HNSW — navigate a graph
  • A multi-layer proximity graph: sparse upper “express lanes” plus a bottom layer holding every point.
  • A query enters at the top and greedily hops toward closer nodes, descending layers to refine.
  • Knobs: M (links per node), efConstruction (build effort), efSearch (query-time recall/latency dial).
  • Top recall and speed, but memory-heavy unless paired with compression.
IVF — search only the nearest cells
  • A coarse quantizer clusters the data into nlist cells; each vector is filed under its nearest centroid.
  • Queries scan only the nprobe nearest cells — non-exhaustive search that cuts comparisons.
  • nlist sets cell granularity; nprobe is the recall dial (more cells = higher recall, slower query).
  • Requires a one-time training step to learn the centroids before vectors are added.
PQ & OPQ — compress, then combine
  • Product Quantization splits each vector into m sub-vectors and encodes each with a codebook, shrinking it to a short code.
  • Asymmetric Distance Computation (ADC) compares an uncompressed query against compressed codes for better accuracy.
  • OPQ first rotates the space so variance is balanced across sub-vectors, improving recall at the same code length.
  • IVFPQ / IVFADC combines cell-pruning with compression — the workhorse for billion-scale, memory-bounded search.
Choosing — a budget, not a winner
  • Fits in RAM, want best recall-for-latency → HNSW (the common default across most vector databases).
  • Memory-bounded at very large scale → IVFPQ; SSD-scale → DiskANN.
  • Tuning dials (efSearch, nprobe, code length m, nlist) let you slide along the frontier after the build.
  • Parameter names differ by engine, and benchmark figures are configuration-specific, never universal.
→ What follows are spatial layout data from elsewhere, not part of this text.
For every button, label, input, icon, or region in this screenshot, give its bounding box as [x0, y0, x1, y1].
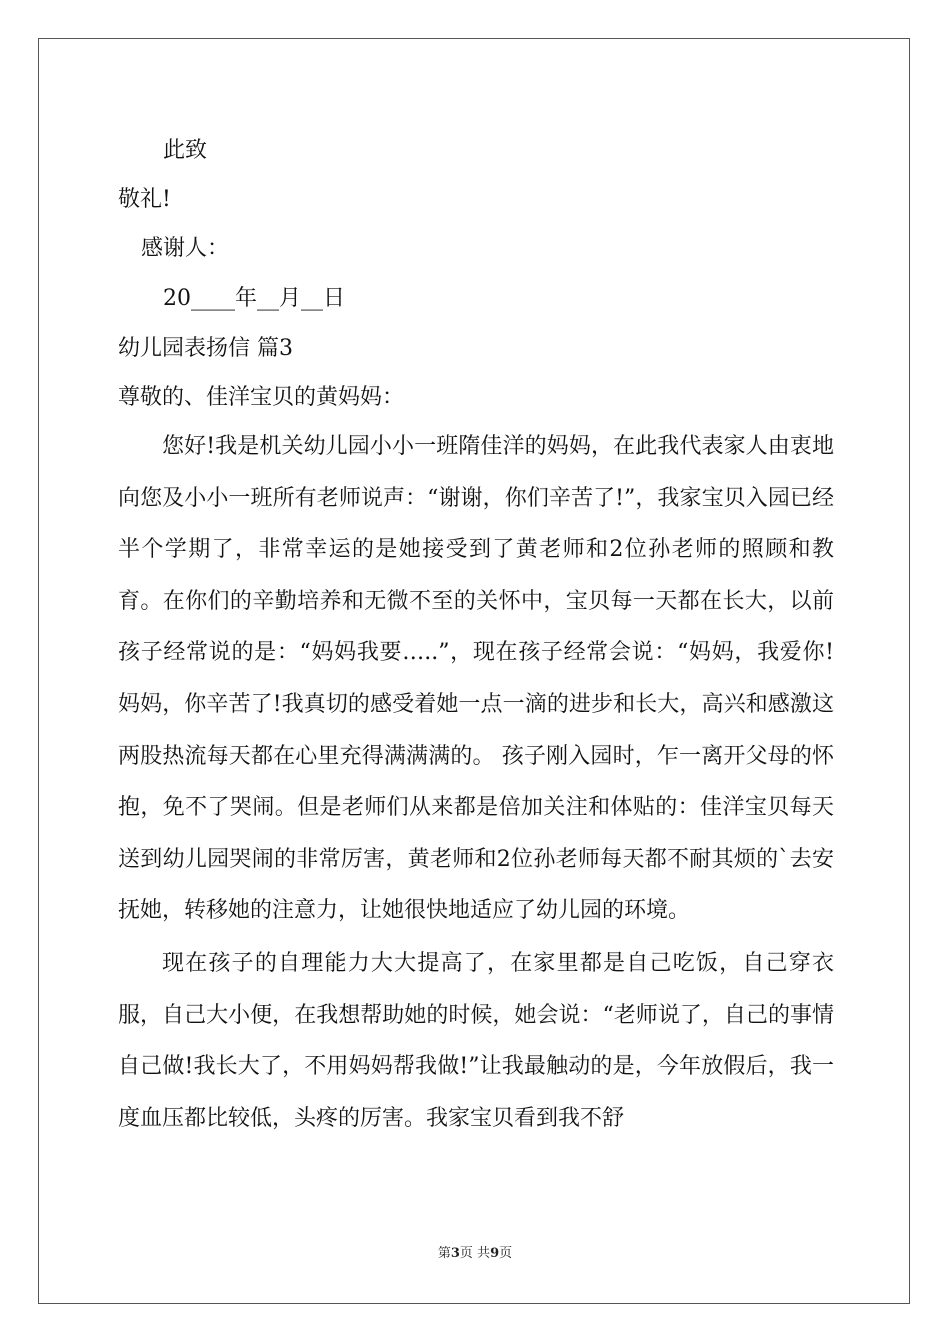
section-greeting: 尊敬的、佳洋宝贝的黄妈妈： — [118, 385, 405, 410]
footer-page-total: 9 — [490, 1246, 500, 1261]
footer-page-current: 3 — [450, 1246, 460, 1261]
section-title: 幼儿园表扬信 篇3 — [118, 336, 293, 361]
footer-page-prefix: 第 — [437, 1246, 451, 1261]
letter-date: 20____年__月__日 — [163, 286, 345, 311]
body-paragraph-2-text: 现在孩子的自理能力大大提高了，在家里都是自己吃饭，自己穿衣服，自己大小便，在我想帮助她的时候，她会说：“老师说了，自己的事情自己做!我长大了，不用妈妈帮我做!”让我最触动的是，今年放假后，我一度血压都比较低，头疼的厉害。我家宝贝看到我不舒 — [118, 951, 834, 1131]
body-paragraph-1 — [118, 421, 834, 937]
footer-page-mid: 页 共 — [459, 1246, 491, 1261]
letter-signer: 感谢人： — [141, 236, 230, 261]
page-footer — [0, 1245, 950, 1263]
letter-salute: 敬礼! — [118, 187, 171, 212]
body-paragraph-2 — [118, 938, 834, 1144]
body-paragraph-1-text: 您好!我是机关幼儿园小小一班隋佳洋的妈妈，在此我代表家人由衷地向您及小小一班所有老师说声：“谢谢，你们辛苦了!”，我家宝贝入园已经半个学期了，非常幸运的是她接受到了黄老师和2位孙老师的照顾和教育。在你们的辛勤培养和无微不至的关怀中，宝贝每一天都在长大，以前孩子经常说的是：“妈妈我要…..”，现在孩子经常会说：“妈妈，我爱你!妈妈，你辛苦了!我真切的感受着她一点一滴的进步和长大，高兴和感激这两股热流每天都在心里充得满满满的。 孩子刚入园时，乍一离开父母的怀抱，免不了哭闹。但是老师们从来都是倍加关注和体贴的：佳洋宝贝每天送到幼儿园哭闹的非常厉害，黄老师和2位孙老师每天都不耐其烦的`去安抚她，转移她的注意力，让她很快地适应了幼儿园的环境。 — [118, 434, 834, 924]
footer-page-suffix: 页 — [499, 1246, 513, 1261]
letter-closing: 此致 — [163, 138, 208, 163]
Vector index algorithms — HNSW, IVF & PQ in one page

Tech Jacks Solutions · AI Knowledge Hub · educational summary

The core trade-off

Exact (flat) search compares the query to every vector and returns the true neighbors, but cost grows with the dataset. Approximate Nearest Neighbor (ANN) indexes trade a small, tunable drop in recall for big gains in speed and/or memory. Every index is a point on the recall vs. latency vs. memory frontier.

HNSW — graph

A multi-layer navigable graph: sparse upper "express lanes" plus a bottom layer with every point. Queries greedily hop toward closer nodes. Knobs: M (links/node), efConstruction (build effort), efSearch (query-time recall/latency dial). Top recall/speed, but memory-heavy.

IVF — cells

Cluster the data into nlist cells (k-means centroids); a query scans only the nprobe nearest cells. nlist sets granularity; nprobe is the recall dial. Requires a training step first.

PQ & OPQ — compression

PQ splits each vector into m sub-vectors and encodes each with a small codebook (often 1 byte each), shrinking memory; ADC compares an uncompressed query to compressed codes. OPQ rotates the space first for better recall at the same code length.

Combining & choosing

IVFPQ/IVFADC = cell pruning + compression, the workhorse for billion-scale memory-bounded search. ScaNN, NSG, and DiskANN push the same frontier differently. Fits in RAM → HNSW; memory-bounded at scale → IVFPQ; SSD-scale → DiskANN. Parameter names differ per engine and benchmark numbers are configuration-specific — verify both.